I'm wondering how I can set the name of an instance of a class to be a variable. Here's the code that I've got so far:

char line;
int A, B, C;
cout << "Enter a name and an equation for the line (example: g 5 2 1):" << endl;
cin >> line >> A >> B >> C;
Line line;
line.A = A;
line.B = B;
line.C = C;
cout << line << ": " << A << "x + " << B << "y + " << C << " = 0" << endl;
return 0;

Needless to say - class Line has variables A, B and C.

So for example - when the users enters "m 2 3 1" I want to create a new Line with an instance name "m" and A=2, B=3, C=1. If the user were to enter "s 2 2 2" - create a Line instance "s" with A=2, B=2, C=2, and so on. And maybe later if the user adds a line name that already exists, he will get an error message.

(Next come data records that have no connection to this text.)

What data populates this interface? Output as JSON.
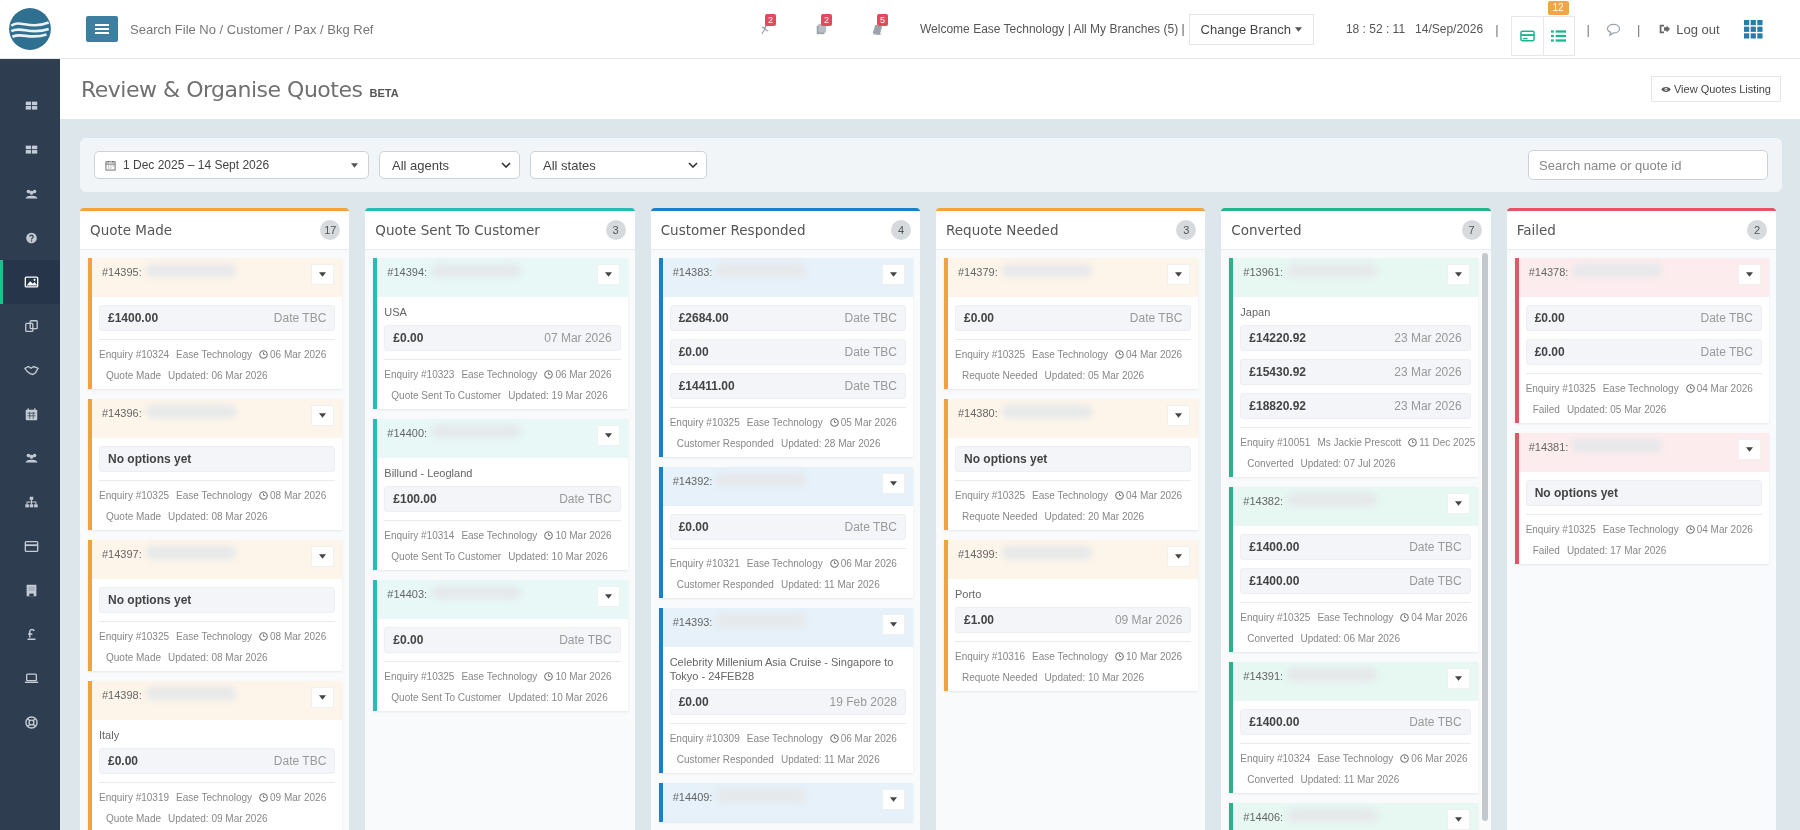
{
  "topbar": {
    "search": {
      "placeholder": "Search File No / Customer / Pax / Bkg Ref"
    },
    "notifications": [
      {
        "count": "2"
      },
      {
        "count": "2"
      },
      {
        "count": "5"
      }
    ],
    "welcome": "Welcome Ease Technology | All My Branches (5) |",
    "change_branch": "Change Branch",
    "time": "18 : 52 : 11",
    "date": "14/Sep/2026",
    "separator": "|",
    "view_badge": "12",
    "logout": "Log out"
  },
  "sidebar": {
    "items": [
      {
        "selected": false
      },
      {
        "selected": false
      },
      {
        "selected": false
      },
      {
        "selected": false
      },
      {
        "selected": true
      },
      {
        "selected": false
      },
      {
        "selected": false
      },
      {
        "selected": false
      },
      {
        "selected": false
      },
      {
        "selected": false
      },
      {
        "selected": false
      },
      {
        "selected": false
      },
      {
        "selected": false
      },
      {
        "selected": false
      },
      {
        "selected": false
      }
    ]
  },
  "page": {
    "title": "Review & Organise Quotes",
    "tag": "BETA",
    "view_button": "View Quotes Listing"
  },
  "filters": {
    "date_range": "1 Dec 2025 – 14 Sept 2026",
    "agents": "All agents",
    "states": "All states",
    "search": {
      "placeholder": "Search name or quote id"
    }
  },
  "columns": [
    {
      "title": "Quote Made",
      "count": "17",
      "color": "#f0a33c",
      "cards": [
        {
          "ref": "#14395:",
          "options": [
            {
              "price": "£1400.00",
              "date": "Date TBC"
            }
          ],
          "enquiry": "Enquiry #10324",
          "agent": "Ease Technology",
          "created": "06 Mar 2026",
          "status": "Quote Made",
          "updated": "Updated: 06 Mar 2026"
        },
        {
          "ref": "#14396:",
          "empty_text": "No options yet",
          "enquiry": "Enquiry #10325",
          "agent": "Ease Technology",
          "created": "08 Mar 2026",
          "status": "Quote Made",
          "updated": "Updated: 08 Mar 2026"
        },
        {
          "ref": "#14397:",
          "empty_text": "No options yet",
          "enquiry": "Enquiry #10325",
          "agent": "Ease Technology",
          "created": "08 Mar 2026",
          "status": "Quote Made",
          "updated": "Updated: 08 Mar 2026"
        },
        {
          "ref": "#14398:",
          "destination": "Italy",
          "options": [
            {
              "price": "£0.00",
              "date": "Date TBC"
            }
          ],
          "enquiry": "Enquiry #10319",
          "agent": "Ease Technology",
          "created": "09 Mar 2026",
          "status": "Quote Made",
          "updated": "Updated: 09 Mar 2026"
        }
      ]
    },
    {
      "title": "Quote Sent To Customer",
      "count": "3",
      "color": "#22c0b4",
      "cards": [
        {
          "ref": "#14394:",
          "destination": "USA",
          "options": [
            {
              "price": "£0.00",
              "date": "07 Mar 2026"
            }
          ],
          "enquiry": "Enquiry #10323",
          "agent": "Ease Technology",
          "created": "06 Mar 2026",
          "status": "Quote Sent To Customer",
          "updated": "Updated: 19 Mar 2026"
        },
        {
          "ref": "#14400:",
          "destination": "Billund - Leogland",
          "options": [
            {
              "price": "£100.00",
              "date": "Date TBC"
            }
          ],
          "enquiry": "Enquiry #10314",
          "agent": "Ease Technology",
          "created": "10 Mar 2026",
          "status": "Quote Sent To Customer",
          "updated": "Updated: 10 Mar 2026"
        },
        {
          "ref": "#14403:",
          "options": [
            {
              "price": "£0.00",
              "date": "Date TBC"
            }
          ],
          "enquiry": "Enquiry #10325",
          "agent": "Ease Technology",
          "created": "10 Mar 2026",
          "status": "Quote Sent To Customer",
          "updated": "Updated: 10 Mar 2026"
        }
      ]
    },
    {
      "title": "Customer Responded",
      "count": "4",
      "color": "#1f7fc4",
      "cards": [
        {
          "ref": "#14383:",
          "options": [
            {
              "price": "£2684.00",
              "date": "Date TBC"
            },
            {
              "price": "£0.00",
              "date": "Date TBC"
            },
            {
              "price": "£14411.00",
              "date": "Date TBC"
            }
          ],
          "enquiry": "Enquiry #10325",
          "agent": "Ease Technology",
          "created": "05 Mar 2026",
          "status": "Customer Responded",
          "updated": "Updated: 28 Mar 2026"
        },
        {
          "ref": "#14392:",
          "options": [
            {
              "price": "£0.00",
              "date": "Date TBC"
            }
          ],
          "enquiry": "Enquiry #10321",
          "agent": "Ease Technology",
          "created": "06 Mar 2026",
          "status": "Customer Responded",
          "updated": "Updated: 11 Mar 2026"
        },
        {
          "ref": "#14393:",
          "destination": "Celebrity Millenium Asia Cruise - Singapore to Tokyo - 24FEB28",
          "options": [
            {
              "price": "£0.00",
              "date": "19 Feb 2028"
            }
          ],
          "enquiry": "Enquiry #10309",
          "agent": "Ease Technology",
          "created": "06 Mar 2026",
          "status": "Customer Responded",
          "updated": "Updated: 11 Mar 2026"
        },
        {
          "ref": "#14409:"
        }
      ]
    },
    {
      "title": "Requote Needed",
      "count": "3",
      "color": "#f0a33c",
      "cards": [
        {
          "ref": "#14379:",
          "options": [
            {
              "price": "£0.00",
              "date": "Date TBC"
            }
          ],
          "enquiry": "Enquiry #10325",
          "agent": "Ease Technology",
          "created": "04 Mar 2026",
          "status": "Requote Needed",
          "updated": "Updated: 05 Mar 2026"
        },
        {
          "ref": "#14380:",
          "empty_text": "No options yet",
          "enquiry": "Enquiry #10325",
          "agent": "Ease Technology",
          "created": "04 Mar 2026",
          "status": "Requote Needed",
          "updated": "Updated: 20 Mar 2026"
        },
        {
          "ref": "#14399:",
          "destination": "Porto",
          "options": [
            {
              "price": "£1.00",
              "date": "09 Mar 2026"
            }
          ],
          "enquiry": "Enquiry #10316",
          "agent": "Ease Technology",
          "created": "10 Mar 2026",
          "status": "Requote Needed",
          "updated": "Updated: 10 Mar 2026"
        }
      ]
    },
    {
      "title": "Converted",
      "count": "7",
      "color": "#27b38c",
      "cards": [
        {
          "ref": "#13961:",
          "destination": "Japan",
          "options": [
            {
              "price": "£14220.92",
              "date": "23 Mar 2026"
            },
            {
              "price": "£15430.92",
              "date": "23 Mar 2026"
            },
            {
              "price": "£18820.92",
              "date": "23 Mar 2026"
            }
          ],
          "enquiry": "Enquiry #10051",
          "agent": "Ms Jackie Prescott",
          "created": "11 Dec 2025",
          "status": "Converted",
          "updated": "Updated: 07 Jul 2026"
        },
        {
          "ref": "#14382:",
          "options": [
            {
              "price": "£1400.00",
              "date": "Date TBC"
            },
            {
              "price": "£1400.00",
              "date": "Date TBC"
            }
          ],
          "enquiry": "Enquiry #10325",
          "agent": "Ease Technology",
          "created": "04 Mar 2026",
          "status": "Converted",
          "updated": "Updated: 06 Mar 2026"
        },
        {
          "ref": "#14391:",
          "options": [
            {
              "price": "£1400.00",
              "date": "Date TBC"
            }
          ],
          "enquiry": "Enquiry #10324",
          "agent": "Ease Technology",
          "created": "06 Mar 2026",
          "status": "Converted",
          "updated": "Updated: 11 Mar 2026"
        },
        {
          "ref": "#14406:"
        }
      ]
    },
    {
      "title": "Failed",
      "count": "2",
      "color": "#e25563",
      "cards": [
        {
          "ref": "#14378:",
          "options": [
            {
              "price": "£0.00",
              "date": "Date TBC"
            },
            {
              "price": "£0.00",
              "date": "Date TBC"
            }
          ],
          "enquiry": "Enquiry #10325",
          "agent": "Ease Technology",
          "created": "04 Mar 2026",
          "status": "Failed",
          "updated": "Updated: 05 Mar 2026"
        },
        {
          "ref": "#14381:",
          "empty_text": "No options yet",
          "enquiry": "Enquiry #10325",
          "agent": "Ease Technology",
          "created": "04 Mar 2026",
          "status": "Failed",
          "updated": "Updated: 17 Mar 2026"
        }
      ]
    }
  ]
}
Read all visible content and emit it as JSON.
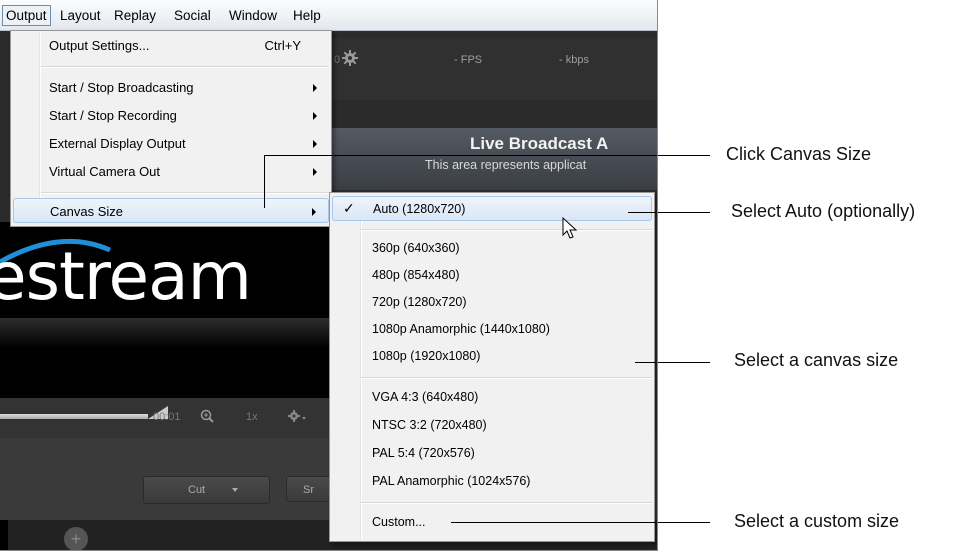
{
  "menubar": {
    "items": [
      "Output",
      "Layout",
      "Replay",
      "Social",
      "Window",
      "Help"
    ]
  },
  "toolbar": {
    "fps": "- FPS",
    "kbps": "- kbps",
    "frag": "0"
  },
  "preview": {
    "title": "Live Broadcast A",
    "subtitle": "This area represents applicat"
  },
  "logo": {
    "text": "estream"
  },
  "transport": {
    "time": "00:01",
    "speed": "1x"
  },
  "lower": {
    "cut_label": "Cut",
    "btn2_label": "Sr"
  },
  "output_menu": {
    "output_settings": "Output Settings...",
    "output_settings_shortcut": "Ctrl+Y",
    "start_stop_broadcasting": "Start / Stop Broadcasting",
    "start_stop_recording": "Start / Stop Recording",
    "external_display_output": "External Display Output",
    "virtual_camera_out": "Virtual Camera Out",
    "canvas_size": "Canvas Size"
  },
  "canvas_size_menu": {
    "auto": "Auto (1280x720)",
    "p360": "360p (640x360)",
    "p480": "480p (854x480)",
    "p720": "720p (1280x720)",
    "p1080_anamorphic": "1080p Anamorphic (1440x1080)",
    "p1080": "1080p (1920x1080)",
    "vga": "VGA 4:3 (640x480)",
    "ntsc": "NTSC 3:2 (720x480)",
    "pal": "PAL 5:4 (720x576)",
    "pal_anamorphic": "PAL Anamorphic (1024x576)",
    "custom": "Custom..."
  },
  "annotations": {
    "click_canvas": "Click Canvas Size",
    "select_auto": "Select Auto (optionally)",
    "select_canvas": "Select a canvas size",
    "select_custom": "Select a custom size"
  },
  "colors": {
    "menu_bg": "#f1f1f1",
    "highlight": "#d9e7f6",
    "app_bg": "#2b2b2b"
  },
  "icons": [
    "gear-icon",
    "zoom-icon",
    "settings-dropdown-icon",
    "checkmark-icon",
    "submenu-arrow-icon",
    "mouse-pointer-icon",
    "add-icon"
  ]
}
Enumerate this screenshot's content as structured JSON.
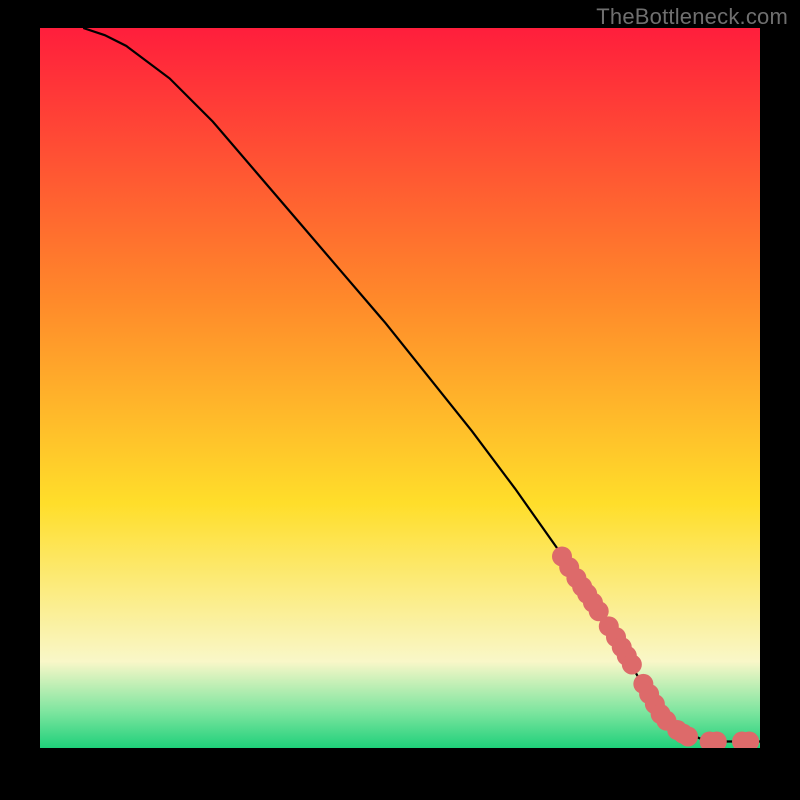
{
  "watermark": "TheBottleneck.com",
  "colors": {
    "gradient_top": "#ff1e3c",
    "gradient_warm": "#ff8a2a",
    "gradient_yellow": "#ffde2a",
    "gradient_pale": "#f9f7c8",
    "gradient_green_light": "#7de59f",
    "gradient_green": "#1fd07a",
    "curve": "#000000",
    "dot": "#dd6a6a",
    "frame": "#000000"
  },
  "chart_data": {
    "type": "line",
    "title": "",
    "xlabel": "",
    "ylabel": "",
    "xlim": [
      0,
      100
    ],
    "ylim": [
      0,
      100
    ],
    "grid": false,
    "legend": false,
    "curve": {
      "name": "bottleneck-curve",
      "x": [
        6,
        9,
        12,
        18,
        24,
        30,
        36,
        42,
        48,
        54,
        60,
        66,
        72,
        76,
        80,
        83,
        86,
        88,
        90,
        92,
        95,
        98,
        100
      ],
      "y": [
        100,
        99,
        97.5,
        93,
        87,
        80,
        73,
        66,
        59,
        51.5,
        44,
        36,
        27.5,
        21,
        15,
        10,
        6,
        3.5,
        2,
        1.2,
        0.9,
        0.9,
        0.9
      ]
    },
    "dots_along_curve": {
      "name": "markers",
      "x": [
        72.5,
        73.5,
        74.5,
        75.3,
        76.0,
        76.8,
        77.6,
        79.0,
        80.0,
        80.8,
        81.5,
        82.2,
        83.8,
        84.6,
        85.4,
        86.2,
        87.0,
        88.5,
        89.3,
        90.0,
        93.0,
        94.0,
        97.5,
        98.5
      ],
      "y": [
        26.6,
        25.1,
        23.6,
        22.4,
        21.4,
        20.2,
        19.0,
        16.9,
        15.4,
        14.0,
        12.8,
        11.6,
        8.9,
        7.5,
        6.1,
        4.7,
        3.8,
        2.5,
        2.0,
        1.6,
        0.9,
        0.9,
        0.9,
        0.9
      ]
    }
  }
}
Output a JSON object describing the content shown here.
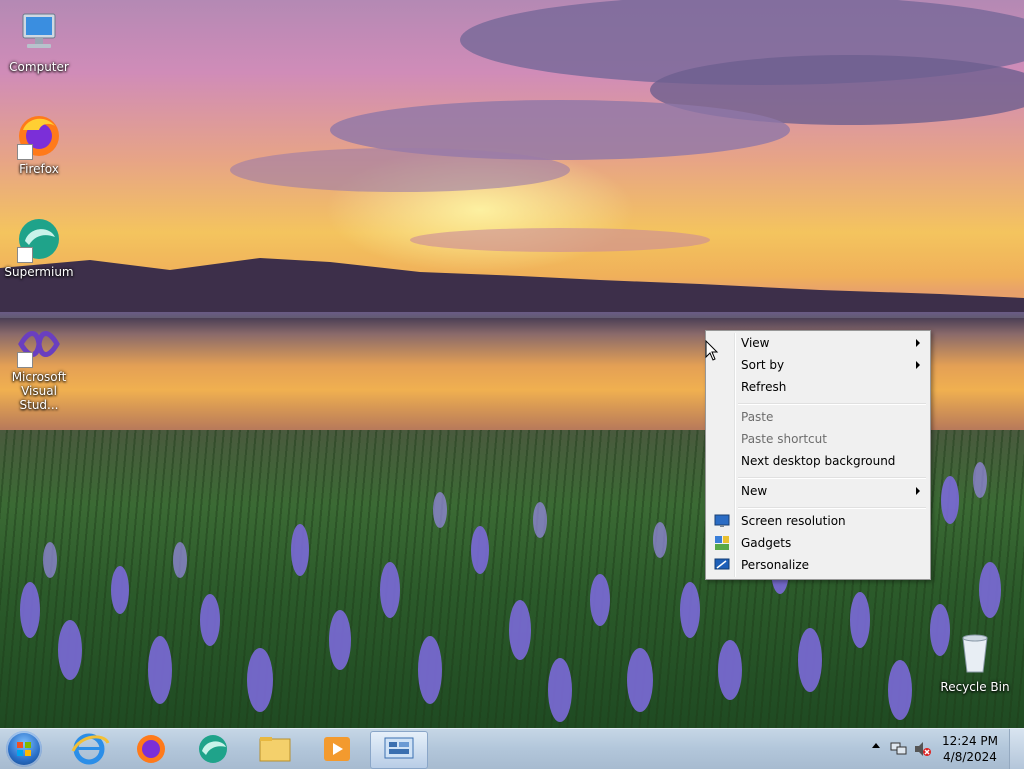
{
  "desktop": {
    "icons": [
      {
        "label": "Computer",
        "icon": "computer-icon"
      },
      {
        "label": "Firefox",
        "icon": "firefox-icon"
      },
      {
        "label": "Supermium",
        "icon": "supermium-icon"
      },
      {
        "label": "Microsoft Visual Stud...",
        "icon": "visual-studio-icon"
      },
      {
        "label": "Recycle Bin",
        "icon": "recycle-bin-icon"
      }
    ]
  },
  "context_menu": {
    "items": [
      {
        "label": "View",
        "submenu": true,
        "enabled": true
      },
      {
        "label": "Sort by",
        "submenu": true,
        "enabled": true
      },
      {
        "label": "Refresh",
        "enabled": true
      },
      {
        "label": "Paste",
        "enabled": false
      },
      {
        "label": "Paste shortcut",
        "enabled": false
      },
      {
        "label": "Next desktop background",
        "enabled": true
      },
      {
        "label": "New",
        "submenu": true,
        "enabled": true
      },
      {
        "label": "Screen resolution",
        "icon": "screen-resolution-icon",
        "enabled": true
      },
      {
        "label": "Gadgets",
        "icon": "gadgets-icon",
        "enabled": true
      },
      {
        "label": "Personalize",
        "icon": "personalize-icon",
        "enabled": true
      }
    ]
  },
  "taskbar": {
    "start": "start-orb-icon",
    "pinned": [
      "internet-explorer-icon",
      "firefox-icon",
      "supermium-icon",
      "file-explorer-icon",
      "media-player-icon",
      "control-panel-icon"
    ],
    "tray_icons": [
      "show-hidden-icons-icon",
      "network-icon",
      "volume-muted-icon"
    ],
    "time": "12:24 PM",
    "date": "4/8/2024"
  },
  "colors": {
    "taskbar": "#b2c6da",
    "menu_bg": "#f0f0f0",
    "disabled_text": "#6d6d6d"
  }
}
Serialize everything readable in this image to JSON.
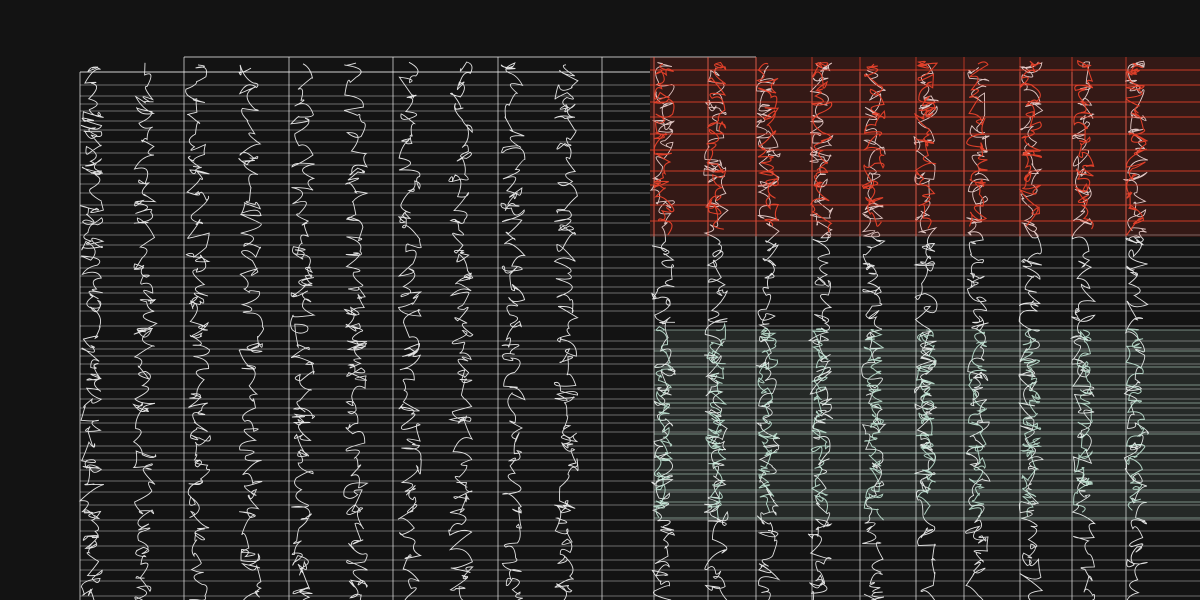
{
  "artwork": {
    "background_color": "#131313",
    "line_color": "#f4f4f4",
    "accent_red": "#e8412a",
    "accent_mint": "#c8ecdc"
  }
}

So, to sum it up can anyone tell me the correct way to create this kind of instances with dynamic names?

Thank you in advance : ]

Was it helpful?

Solution

Since variable names are just compile type names for human interaction with source code you can't directly do it.

The easiest way would be to use a map (which is basically an associative array, no actually it isn't but from what you need to know for your problem it is) to obtain what you need:

#include <map>

std::map<string, Line> lines;

Line line = Line(A,B,C)
string name = "lineName";
lines[name] = line;
...
std::map<string,Line>::iterator it = lines.find(name);
if (it != lines.end())
{
  const Line& line = it->second;
  ..
}

OTHER TIPS

So, to sum it up can anyone tell me the correct way to create this kind of instances with dynamic names?

You can't. The closest you can get is using an std::map:

std::map<std::string, Line> vars;

int a = 0;
int b = 0;
int c = 0;
std::string name;
std::cin >> name >> a >> b >> c;
vars.emplace(std::make_pair(name, Line { a, b, c }));

If you enter s 1 2 3 you can get the corresponding Line object with vars["s"].